Legislator asal Sulawesi Selatan II ini meminta kepada pemerintah, untuk dapat lebih bijak dalam menjalankan pemerintahan ini. Terlebih di masa wabah pandemi covid-19, akan memperlihatkan kecakapan pemerintah dalam menjalankan pemerintahan dan mengatur sebuah negara yang sangat besar ini. Pada evaluasi BPK, pemerintah sudah mengakui bahwa masih ada sawah-sawah yang merupakan cetakan 2014-2019 itu belum termanfaatkan secara optimal. Sehingga optimalisasi pemanfaatan sawah-sawah yang sudah dicetak periode 2014-2019 lebih baik dilakukan dari pada membuka lahan baru apalagi lahan gambut.

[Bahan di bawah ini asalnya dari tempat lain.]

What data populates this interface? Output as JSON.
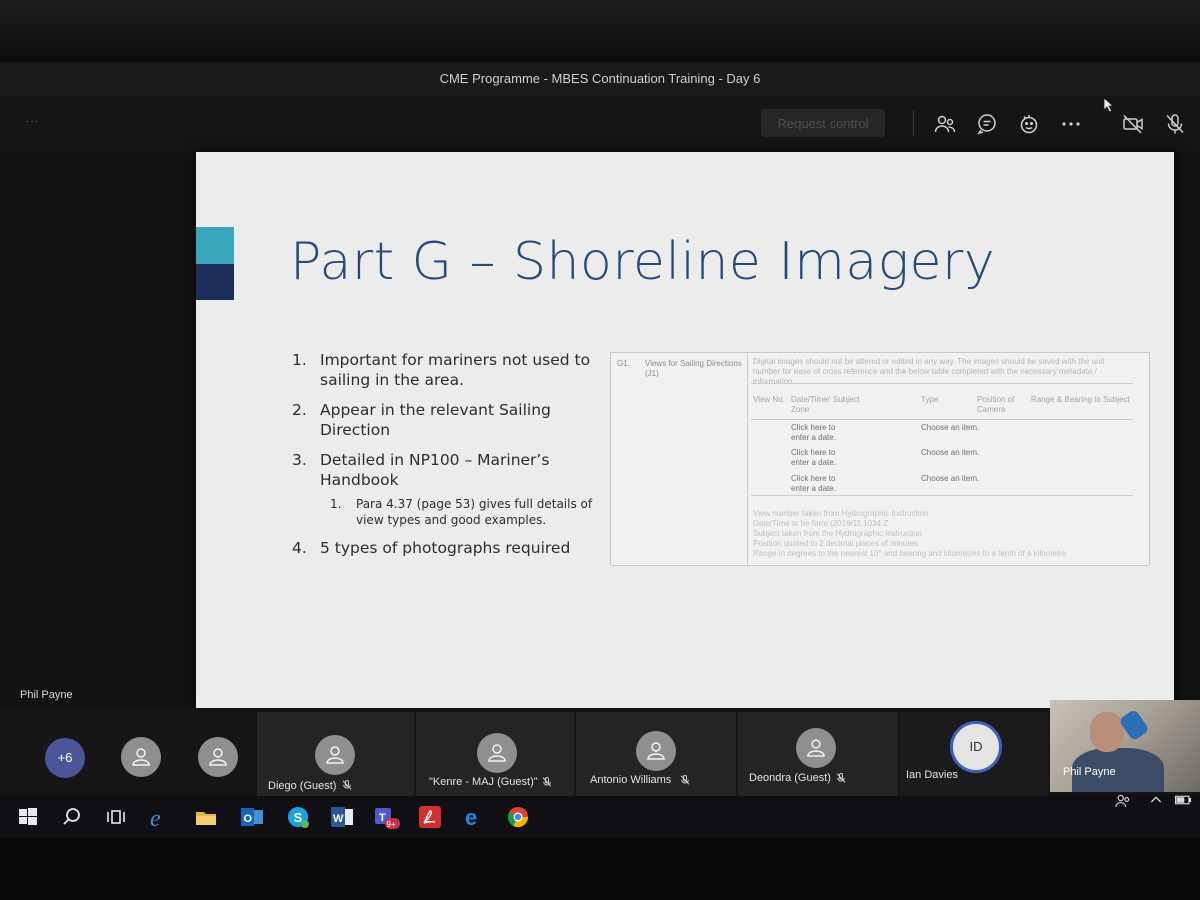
{
  "window": {
    "title": "CME Programme - MBES Continuation Training - Day 6"
  },
  "toolbar": {
    "request_control_label": "Request control",
    "left_indicator": "···"
  },
  "slide": {
    "title": "Part G – Shoreline Imagery",
    "bullets": [
      {
        "num": "1.",
        "text": "Important for mariners not used to sailing in the area."
      },
      {
        "num": "2.",
        "text": "Appear in the relevant Sailing Direction"
      },
      {
        "num": "3.",
        "text": "Detailed in NP100 – Mariner’s Handbook"
      },
      {
        "num": "1.",
        "text": "Para 4.37 (page 53) gives full details of view types and good examples.",
        "sub": true
      },
      {
        "num": "4.",
        "text": "5 types of photographs required"
      }
    ],
    "form": {
      "code": "G1.",
      "label": "Views for Sailing Directions (J1)",
      "note": "Digital images should not be altered or edited in any way. The images should be saved with the unit number for ease of cross reference and the below table completed with the necessary metadata / information.",
      "headers": [
        "View No.",
        "Date/Time/ Zone",
        "Subject",
        "Type",
        "Position of Camera",
        "Range & Bearing to Subject"
      ],
      "rows": [
        {
          "date": "Click here to enter a date.",
          "type": "Choose an item."
        },
        {
          "date": "Click here to enter a date.",
          "type": "Choose an item."
        },
        {
          "date": "Click here to enter a date.",
          "type": "Choose an item."
        }
      ],
      "footnotes": [
        "View number taken from Hydrographic Instruction",
        "Date/Time to be form (2016/11 1034 Z",
        "Subject taken from the Hydrographic Instruction",
        "Position quoted to 2 decimal places of minutes",
        "Range in degrees to the nearest 10° and bearing and kilometres to a tenth of a kilometre"
      ]
    }
  },
  "presenter": {
    "name": "Phil Payne"
  },
  "participants": {
    "more_count": "+6",
    "tiles": [
      {
        "name": "Diego (Guest)"
      },
      {
        "name": "\"Kenre - MAJ (Guest)\""
      },
      {
        "name": "Antonio Williams"
      },
      {
        "name": "Deondra (Guest)"
      },
      {
        "name": "Ian Davies",
        "initials": "ID"
      }
    ],
    "self_video_name": "Phil Payne"
  },
  "colors": {
    "slide_title": "#274a7a",
    "accent_teal": "#3aa6bd",
    "accent_navy": "#1d2e5a",
    "more_avatar": "#4a5697",
    "speaking_ring": "#3f5fc2"
  },
  "icons": [
    "people-icon",
    "chat-icon",
    "reactions-icon",
    "more-options-icon",
    "camera-off-icon",
    "mic-off-icon",
    "windows-start-icon",
    "search-icon",
    "task-view-icon",
    "edge-legacy-icon",
    "file-explorer-icon",
    "outlook-icon",
    "skype-icon",
    "word-icon",
    "teams-icon",
    "acrobat-icon",
    "edge-icon",
    "chrome-icon"
  ],
  "taskbar": {
    "teams_badge": "9+"
  }
}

“Pemerintah jangan membuat statement yang seperti mimpi saja. Mau bangun program anggarannya di nol kan. Terlalu naif”, ketusnya.
Akmal mengingatkan, bahwa upaya mempercepat pencapaian surplus beras nasional 10 juta ton tahun sejak tahun 2014 belum signifikan mengurangi kegiatan impor kita. Bahkan sejak beberapa waktu terakhir ini tentara pun dilibatkan, yakni melalui kegiatan “Tentara Mendukung Ketahanan Pangan (TMKP)”. Tapi tetap saja hingga kini belum terjadi perubahan terhadap stabilitas cadangan pangan nasional.
Anggota Komisi IV ini mengutip pernyataan pemerintah untuk membuat perencanaan cetak sawah di Kalimantan Tengah sekitar 900.000 hektare, yang merupakan mayoritas tanah basah dan lahan gambut adalah ucapan ceplas-ceplos tanpa dasar. Kepanikan akibat peringatan FAO tentang adanya potensi kelangkaan pangan dunia sebagai dampak panjang dari pandemi Covid-19 memang harus di sikapi. Tapi penyikapan itu mesti dilakukan dengan kemampuan negarawan yang mumpuni.
“Saya meminta pemerintah jangan mengambil langkah yang hanya menghamburkan uang negara. Penyelamatan rakyat Indoensia akibat covid-19 ini memang perlu dilakukan terutama memenuhi kebutuhan pangan. Pikir ulang program cetak sawah di lahan gambut, yang ibarat menggarami lautan, kerja keras tapi tiada hasil.”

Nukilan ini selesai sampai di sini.